The website had a number at the end, and I was able to change the last digit of the number to a different number and was able to see a certificate for someone else’s animal that they adopted,” he said. “I thought that was interesting.”

The teenager’s current troubles arose because he used the same trick on Nova Scotia’s freedom-of-information portal, downloading about 7,000 freedom-of-information requests.

He says his interest stemmed from the government’s recent labour troubles with teachers.

I wanted more transparency on the teachers’ dispute,” he said.

After a few searches for teacher-related releases on the provincial freedom-of-information portal, he didn’t find what he was looking for.

A lot of them were just simple questions that people were asking.

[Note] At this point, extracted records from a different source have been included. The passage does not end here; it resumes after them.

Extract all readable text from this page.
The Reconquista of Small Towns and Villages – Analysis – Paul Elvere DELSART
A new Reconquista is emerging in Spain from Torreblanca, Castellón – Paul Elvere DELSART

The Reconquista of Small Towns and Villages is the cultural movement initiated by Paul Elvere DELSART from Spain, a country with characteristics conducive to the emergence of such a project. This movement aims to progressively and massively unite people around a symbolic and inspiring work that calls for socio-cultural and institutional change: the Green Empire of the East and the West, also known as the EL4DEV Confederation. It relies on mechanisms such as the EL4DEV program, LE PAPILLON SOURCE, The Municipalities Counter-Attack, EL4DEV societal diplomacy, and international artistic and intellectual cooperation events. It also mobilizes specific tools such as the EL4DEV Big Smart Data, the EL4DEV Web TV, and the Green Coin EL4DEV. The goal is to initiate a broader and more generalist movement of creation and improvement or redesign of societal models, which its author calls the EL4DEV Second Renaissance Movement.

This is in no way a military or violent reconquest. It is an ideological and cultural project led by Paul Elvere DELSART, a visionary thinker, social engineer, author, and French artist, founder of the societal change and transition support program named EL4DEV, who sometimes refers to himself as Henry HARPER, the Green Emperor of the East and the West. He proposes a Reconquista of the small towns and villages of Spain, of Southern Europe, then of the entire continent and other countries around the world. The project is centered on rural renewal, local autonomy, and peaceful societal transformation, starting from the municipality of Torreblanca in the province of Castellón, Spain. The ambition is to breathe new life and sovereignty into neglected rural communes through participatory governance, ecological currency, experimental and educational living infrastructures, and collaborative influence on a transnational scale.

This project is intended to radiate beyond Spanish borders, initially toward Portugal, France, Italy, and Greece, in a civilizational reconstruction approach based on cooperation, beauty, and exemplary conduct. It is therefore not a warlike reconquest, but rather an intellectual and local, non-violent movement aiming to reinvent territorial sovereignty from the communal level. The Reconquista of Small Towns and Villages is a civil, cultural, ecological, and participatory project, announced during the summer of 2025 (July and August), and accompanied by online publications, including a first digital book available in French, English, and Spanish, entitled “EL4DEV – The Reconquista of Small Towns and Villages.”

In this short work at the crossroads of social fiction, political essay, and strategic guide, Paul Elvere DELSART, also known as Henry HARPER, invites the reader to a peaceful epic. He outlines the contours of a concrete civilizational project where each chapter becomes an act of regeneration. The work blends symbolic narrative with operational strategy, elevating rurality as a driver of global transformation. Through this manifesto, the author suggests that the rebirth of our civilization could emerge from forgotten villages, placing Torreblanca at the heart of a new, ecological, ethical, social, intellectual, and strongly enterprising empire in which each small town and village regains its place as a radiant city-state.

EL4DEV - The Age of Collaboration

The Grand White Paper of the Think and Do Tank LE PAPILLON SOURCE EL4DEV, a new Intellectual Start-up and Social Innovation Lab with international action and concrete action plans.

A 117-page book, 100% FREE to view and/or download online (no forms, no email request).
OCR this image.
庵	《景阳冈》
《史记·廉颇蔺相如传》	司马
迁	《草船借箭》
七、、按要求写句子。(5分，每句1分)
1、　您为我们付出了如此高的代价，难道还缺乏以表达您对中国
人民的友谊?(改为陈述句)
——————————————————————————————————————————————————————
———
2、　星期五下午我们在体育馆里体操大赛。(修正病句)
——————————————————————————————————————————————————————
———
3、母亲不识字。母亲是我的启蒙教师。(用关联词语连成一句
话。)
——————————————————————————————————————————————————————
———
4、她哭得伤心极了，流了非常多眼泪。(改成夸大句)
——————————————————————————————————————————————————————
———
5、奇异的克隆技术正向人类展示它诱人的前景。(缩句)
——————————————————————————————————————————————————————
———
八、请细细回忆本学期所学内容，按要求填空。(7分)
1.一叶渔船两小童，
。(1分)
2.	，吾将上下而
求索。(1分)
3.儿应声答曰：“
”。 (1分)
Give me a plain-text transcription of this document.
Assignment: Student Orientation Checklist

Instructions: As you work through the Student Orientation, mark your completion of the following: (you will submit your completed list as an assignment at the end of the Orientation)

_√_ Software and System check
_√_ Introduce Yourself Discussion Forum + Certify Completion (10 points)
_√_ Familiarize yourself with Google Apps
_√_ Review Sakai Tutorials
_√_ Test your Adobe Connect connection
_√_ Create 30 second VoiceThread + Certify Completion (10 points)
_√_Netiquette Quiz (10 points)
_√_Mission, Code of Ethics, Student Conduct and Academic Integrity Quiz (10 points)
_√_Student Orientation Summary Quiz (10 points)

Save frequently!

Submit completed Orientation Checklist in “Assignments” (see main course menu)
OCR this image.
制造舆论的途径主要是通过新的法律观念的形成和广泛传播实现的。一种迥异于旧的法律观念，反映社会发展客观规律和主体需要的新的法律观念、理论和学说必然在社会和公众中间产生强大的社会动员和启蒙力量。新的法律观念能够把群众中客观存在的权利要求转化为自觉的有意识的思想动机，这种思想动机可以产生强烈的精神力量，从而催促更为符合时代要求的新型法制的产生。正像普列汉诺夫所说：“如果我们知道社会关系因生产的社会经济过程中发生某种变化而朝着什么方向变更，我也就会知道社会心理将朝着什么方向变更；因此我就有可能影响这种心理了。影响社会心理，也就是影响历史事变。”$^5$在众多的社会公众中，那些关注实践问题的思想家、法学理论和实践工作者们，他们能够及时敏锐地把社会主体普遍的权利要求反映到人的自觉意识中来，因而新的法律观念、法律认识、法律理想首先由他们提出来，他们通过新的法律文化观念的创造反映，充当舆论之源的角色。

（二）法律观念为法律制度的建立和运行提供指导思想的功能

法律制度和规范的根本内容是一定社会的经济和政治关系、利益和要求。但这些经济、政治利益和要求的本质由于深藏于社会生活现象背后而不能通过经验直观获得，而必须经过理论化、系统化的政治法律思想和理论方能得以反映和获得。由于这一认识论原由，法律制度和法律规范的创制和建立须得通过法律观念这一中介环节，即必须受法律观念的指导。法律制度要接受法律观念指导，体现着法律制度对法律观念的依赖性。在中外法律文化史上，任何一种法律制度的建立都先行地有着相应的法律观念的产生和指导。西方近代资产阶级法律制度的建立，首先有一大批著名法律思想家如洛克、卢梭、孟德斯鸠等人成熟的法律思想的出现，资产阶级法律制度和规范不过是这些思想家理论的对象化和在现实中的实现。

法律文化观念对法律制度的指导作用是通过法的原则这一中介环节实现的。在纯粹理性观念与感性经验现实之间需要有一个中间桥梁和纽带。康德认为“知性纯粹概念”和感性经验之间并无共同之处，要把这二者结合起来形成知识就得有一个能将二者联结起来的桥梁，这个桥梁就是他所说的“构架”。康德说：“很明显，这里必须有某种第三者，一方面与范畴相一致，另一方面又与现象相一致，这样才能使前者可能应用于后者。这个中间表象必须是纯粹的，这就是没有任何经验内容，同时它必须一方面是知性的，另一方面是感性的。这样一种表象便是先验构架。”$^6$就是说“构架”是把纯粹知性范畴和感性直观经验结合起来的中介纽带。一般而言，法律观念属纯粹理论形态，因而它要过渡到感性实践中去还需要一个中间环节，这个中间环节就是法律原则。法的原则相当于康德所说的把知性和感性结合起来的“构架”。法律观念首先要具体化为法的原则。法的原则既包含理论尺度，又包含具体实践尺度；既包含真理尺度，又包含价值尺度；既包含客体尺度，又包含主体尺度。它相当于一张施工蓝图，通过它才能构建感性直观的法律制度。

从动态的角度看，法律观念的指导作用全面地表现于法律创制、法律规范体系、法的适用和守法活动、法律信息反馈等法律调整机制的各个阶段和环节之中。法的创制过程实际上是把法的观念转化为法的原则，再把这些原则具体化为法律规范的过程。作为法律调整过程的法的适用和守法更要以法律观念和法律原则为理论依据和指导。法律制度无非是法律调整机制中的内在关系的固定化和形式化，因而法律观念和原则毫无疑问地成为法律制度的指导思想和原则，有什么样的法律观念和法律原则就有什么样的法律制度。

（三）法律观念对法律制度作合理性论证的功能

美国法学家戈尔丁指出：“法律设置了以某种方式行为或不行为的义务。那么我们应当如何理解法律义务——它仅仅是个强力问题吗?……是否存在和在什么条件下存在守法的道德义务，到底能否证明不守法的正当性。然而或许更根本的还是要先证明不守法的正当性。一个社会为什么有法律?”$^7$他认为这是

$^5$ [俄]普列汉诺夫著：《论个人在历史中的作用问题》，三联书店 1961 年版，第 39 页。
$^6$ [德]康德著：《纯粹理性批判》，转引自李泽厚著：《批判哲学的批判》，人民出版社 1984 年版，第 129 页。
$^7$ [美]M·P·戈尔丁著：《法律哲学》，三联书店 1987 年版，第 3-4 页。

Like some were information about Syrian refugees. Others were about student grades and stuff like that,” he said.

The teen said a single line of code was all it took to get the information. (CBC)

So instead, he decided to download all the files to search later.

I decided these are all transparency documents that the government is displaying. I decided to download all of them just to save,” he said.

He says it took a single line of code and a few hours of computer time to copy 7,000 freedom-of-information requests.

I didn’t do anything to try to hide myself. I didn’t think any of this would be wrong if it’s all public information. Since it was public, I thought it was free to just download, to save,” he said.

The sad irony of this tale is that it was freedom of information documents that the accused downloaded, and in among those files were ones that had not been properly redacted. That is certainly a lapse in security on the part of the government that bears investigation, but the accused bears no responsibility for downloading publicly-available files, whether mistakenly made public or not.

As you can imagine, I feel a great sense of solidarity with the accused, and I’ve reached out to their lawyer with an offer to help in any way I can. Beyond the immediate concern for them, however, I’ve a broader concern about the chilling effect of this heavy-handed action against the freedom to iterate the Nova Scotia government has launched.

They are threatening one of the pillars of a free and open Internet; we need to stand up for that.

A GoFundMe page has been established to support the accused.

Comments

David's picture
David on April 20, 2018 - 13:50 Permalink

What an absolutely ludicrous charge - I too have used this exact technique to work around shoddy search engines, to gain access to content whose hyperlink has moved/expired, or to access pages that are not indexed.

My hope here is a judge with enough technical knowledge comes around and realizes that what happened here is ENTIRELY the fault of public servants or the contractors they hire. This is akin to having a secret conversation in a public area and charging someone for listening in on that conversation...it is not the public's responsibility to protect the government's secrets.

Laurent Beaulieu's picture
Laurent Beaulieu on April 21, 2018 - 21:37 Permalink

I see in the papers today that the Nova Scotia Gov now admits they over reacted before they knew the facts, looks incompetent. Indeed it is chilling to see Governments react this way. Thank you for writing about this and explaining it so well. Having worked in the past on access to information request at the Federal level, this type of mistake can happen if the Public Servant is not careful and does not do a good job. Unfortunately often access to information are seen as nuisance and not given much priority, so mistake can happen, the job is delegated to junior staff with little training.